Many scientists believed that the culprit was cholesterol and saturated fats found in animal foods like butter, eggs and beef. This is the lipid hypothesis: that saturated fat and cholesterol raised the level of cholesterol in the blood which in turn caused the deposition of cholesterol as plaques in the arteries.

This theory was tested in 1957 when Dr. Norman Jolliffe, Director of the Nutrition Bureau of the New York Health Department, initiated the Anti-Coronary Club. A group of businessmen were placed on the so-called Prudent Diet. Prudent Dieters used corn oil and margarine instead of butter, cold breakfast cereals instead of eggs and chicken and fish instead of beef. Anti-Coronary Club members were to be compared with a "matched" group of the same age who ate eggs for breakfast and had meat three times a day.

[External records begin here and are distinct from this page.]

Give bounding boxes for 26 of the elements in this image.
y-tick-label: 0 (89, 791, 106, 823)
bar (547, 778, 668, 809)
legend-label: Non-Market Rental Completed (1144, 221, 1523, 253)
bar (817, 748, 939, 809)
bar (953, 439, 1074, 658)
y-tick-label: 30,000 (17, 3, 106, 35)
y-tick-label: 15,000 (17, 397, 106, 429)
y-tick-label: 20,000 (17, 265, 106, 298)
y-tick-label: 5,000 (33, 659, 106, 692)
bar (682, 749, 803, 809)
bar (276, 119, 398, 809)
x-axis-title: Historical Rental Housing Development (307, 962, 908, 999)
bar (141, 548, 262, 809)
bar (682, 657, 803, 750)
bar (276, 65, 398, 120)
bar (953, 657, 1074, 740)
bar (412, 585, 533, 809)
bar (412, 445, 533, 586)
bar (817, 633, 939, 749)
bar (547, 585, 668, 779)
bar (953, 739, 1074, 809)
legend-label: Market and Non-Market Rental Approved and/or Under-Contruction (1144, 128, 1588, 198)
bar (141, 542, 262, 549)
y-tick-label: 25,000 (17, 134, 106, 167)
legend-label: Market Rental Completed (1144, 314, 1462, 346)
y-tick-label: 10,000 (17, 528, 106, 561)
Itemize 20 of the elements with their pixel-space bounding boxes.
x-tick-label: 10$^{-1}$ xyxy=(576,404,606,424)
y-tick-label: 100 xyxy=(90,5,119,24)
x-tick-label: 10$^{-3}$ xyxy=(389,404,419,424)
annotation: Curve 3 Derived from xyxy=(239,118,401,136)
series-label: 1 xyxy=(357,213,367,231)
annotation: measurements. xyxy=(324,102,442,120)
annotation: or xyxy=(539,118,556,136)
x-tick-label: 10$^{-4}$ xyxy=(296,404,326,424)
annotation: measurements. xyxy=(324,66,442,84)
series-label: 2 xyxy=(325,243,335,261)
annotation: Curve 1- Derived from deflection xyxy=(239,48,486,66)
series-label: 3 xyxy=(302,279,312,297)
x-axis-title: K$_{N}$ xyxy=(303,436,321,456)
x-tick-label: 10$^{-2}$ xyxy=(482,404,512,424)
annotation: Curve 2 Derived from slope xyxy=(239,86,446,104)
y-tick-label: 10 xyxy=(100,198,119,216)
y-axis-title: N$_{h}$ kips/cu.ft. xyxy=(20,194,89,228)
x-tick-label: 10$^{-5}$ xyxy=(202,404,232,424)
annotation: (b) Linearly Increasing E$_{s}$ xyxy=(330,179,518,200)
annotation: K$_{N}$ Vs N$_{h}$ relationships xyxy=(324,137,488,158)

The results of Dr. Jolliffe's Anti-Coronary Club experiment were published in 1966 in the Journal of the American Medical Association. Those on the Prudent Diet of corn oil, margarine, fish, chicken and cold cereal had an average serum cholesterol of 220, compared to 250 in the meat-and-potatoes control group. However, the study authors were obliged to note that there were eight deaths from heart disease among Dr. Jolliffe's Prudent Diet group, and none among those who ate meat three times a day. Dr. Jolliffe was dead by this time. He succumbed in 1961 from a vascular thrombosis.

The truth is that in spite of all the propaganda, the lipid hypothesis has never been proved. In fact, inadequate protein intake leads to loss of myocardial muscle and may, therefore, contribute to coronary heart disease.

There are many societies where the populace consumes high levels of animal food and saturated fat but remains free of heart disease. Dr. George Mann, who studied the Masai cattle herding peoples in Africa, found no heart disease, even though their diet consisted of meat, blood and rich milk. Butterfat consumption among Masai warriors, who consider vegetable foods as fodder for cattle, can reach one and one half pounds per day. Yet these people do not suffer from heart disease. Mann called the lipid hypothesis "the greatest scam in the history of medicine." It is a scam that has been used to convince millions of healthy people that they are sick and must take expensive drugs with serious side effects, a falsehood that has persuaded Americans to adopt a bland, tasteless diet simply because their cholesterol has been defined as being too high.